My 7yo was on FaceTime with her bestie before dinner tonight, and kept muting the mic unless she was talking because I’m “embarrassing” so I’ve got that going for me.
MORGAN FREEMAN: I’m here to narrate your life
ME: cool!
[2 hrs later]
MF: he’s still trying to figure out the childproof cap on his Tylenol
Therapist: *holding up a stack of cards* look at these ink blots and tell me the first thing that pops into your head.
Squid: danger, predator, escape, fear of death, danger, my mother-in-law, danger.
Therapist: still on the first card.
Me: Alexa, will you be my Valentine?
Alexa, robotically: Ha ha ha ha ha ha ha
“No pain, no gain!” I scream at myself while bending over to cut my toenails
Mother Using Facebook Night Mode Afraid She’s Stumbled Onto Dark Web
I always tell my kids that it’s ok to make mistakes just as long as you learn how to blame them on other people.

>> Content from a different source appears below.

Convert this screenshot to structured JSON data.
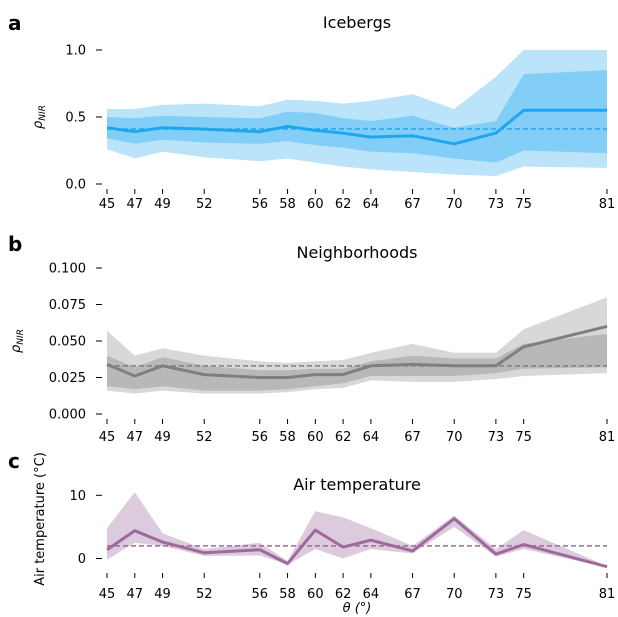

Told the kids me and husband were having adult time and under no circumstances were they to disturb us for the next 5-6 minutes
How to Get a Girlfriend: Out at Sea
Me: *rocks boat*
Her: Hey!
Me: *rocks faster*
Her: Can we PLEASE go steady?
Me: I do.
My ex sexually identifies with Ramen noodles, he’s done in 3 minutes
I received a survey for a conference I didn’t attend, so I completed it as if I had attended and the conference had been attacked by dragons.
ME: *sees my shadow* holy shit i’m a groundhog
*walking down street with friend*
Well, this is me.
*jumps in front of bus*
Good cop: you want coffee?
Bad cop: where did you hide the money?
Cop that freelances for BuzzFeed: answer these questions to find out what type of criminal you are
Happy Lunch to those who celebrate!
My mother in law did not appreciate my request she “say hello to jesus for me” on her way out the door for mass
Noah, surrounded by a million pieces & trying to make sense of his IKEA Arke pictogram instructions, feels the first drop of rain.
Shit.
What’s fun about having kids is being on a Zoom work meeting from home, and your child crawls under your desk, touches your leg, and announces that you need to shave for all to hear
People with little chains that go from a nose piercing to an earring probably just got sick of losing their ears.
Alcohol is generally the answer. Especially when the question is ‘why can’t I remember what the question is?’
SPIDER-MAN: hold it right there, Chameleon
CHAMELEON: how’d u know it was me??
SM: ur disguised as Peter Parker
C: so?
SM: *starts sweating*
I appreciate a dentist who accepts “I didn’t really expect to live this long” as the answer to why I haven’t been properly taking care of my teeth.
I just want to be attractive enough to be considered for a part in an STD medication commercial.